La boutique du Labo de Cléopâtre a déjà 8 ans ! L’expérience elle-même et le blog courent bientôt sur les 10 ans. Si vous me suivez, vous savez que le Labo de Cléopâtre, c’est d’abord et avant tout un petit projet de recherche en archéologie expérimentale qui tente de ressusciter d’authentiques recettes anciennes, principalement d’encens et de parfums.

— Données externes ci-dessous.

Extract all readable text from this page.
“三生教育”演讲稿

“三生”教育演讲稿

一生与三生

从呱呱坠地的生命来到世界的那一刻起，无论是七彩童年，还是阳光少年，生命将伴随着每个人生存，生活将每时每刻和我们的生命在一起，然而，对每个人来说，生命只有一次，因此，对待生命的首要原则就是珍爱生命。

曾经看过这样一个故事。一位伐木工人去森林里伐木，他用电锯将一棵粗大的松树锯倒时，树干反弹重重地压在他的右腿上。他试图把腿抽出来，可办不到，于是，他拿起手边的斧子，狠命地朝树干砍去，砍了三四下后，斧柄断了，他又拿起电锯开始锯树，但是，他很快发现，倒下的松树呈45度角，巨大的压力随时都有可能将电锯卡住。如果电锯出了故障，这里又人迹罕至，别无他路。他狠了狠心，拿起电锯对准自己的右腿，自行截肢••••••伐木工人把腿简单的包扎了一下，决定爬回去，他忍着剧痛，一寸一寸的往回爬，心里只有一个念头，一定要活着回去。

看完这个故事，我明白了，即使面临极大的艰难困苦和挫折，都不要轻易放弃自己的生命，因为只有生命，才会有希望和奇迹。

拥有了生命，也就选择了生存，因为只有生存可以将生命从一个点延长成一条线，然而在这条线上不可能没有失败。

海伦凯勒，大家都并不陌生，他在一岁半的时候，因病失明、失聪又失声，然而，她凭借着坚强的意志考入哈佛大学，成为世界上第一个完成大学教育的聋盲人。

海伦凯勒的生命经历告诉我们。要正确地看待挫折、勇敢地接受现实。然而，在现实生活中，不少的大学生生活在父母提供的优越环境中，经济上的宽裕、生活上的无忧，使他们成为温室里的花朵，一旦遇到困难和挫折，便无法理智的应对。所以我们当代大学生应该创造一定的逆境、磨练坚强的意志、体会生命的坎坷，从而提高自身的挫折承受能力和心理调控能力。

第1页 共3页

Mais le saviez-vous, la notion de parfum dans les époques antérieures englobe un domaine plus vaste que celui d’odeur qu’on diffuse volontairement dans l’atmosphère ou sur son corps. Elle comprend aussi les senteurs et saveurs destinées à la cuisine mais plus encore à la médecine. On peut d’ailleurs hasarder que chaque fois qu’il est possible d’outrepasser les nécessités du simple fait de se nourrir à partir de ce qu’offre le terroir et le commerce plus vaste – des épices d’Orient et des bières de Gaule, entre autres – pour concevoir des recettes à visée médicinales, les cuisiniers s’y adonnent. Et ce de façon consciente ou inconsciente, ne serait-ce que parce que les parfums ont toujours été aussi considérés comme des remèdes, même encore aujourd’hui.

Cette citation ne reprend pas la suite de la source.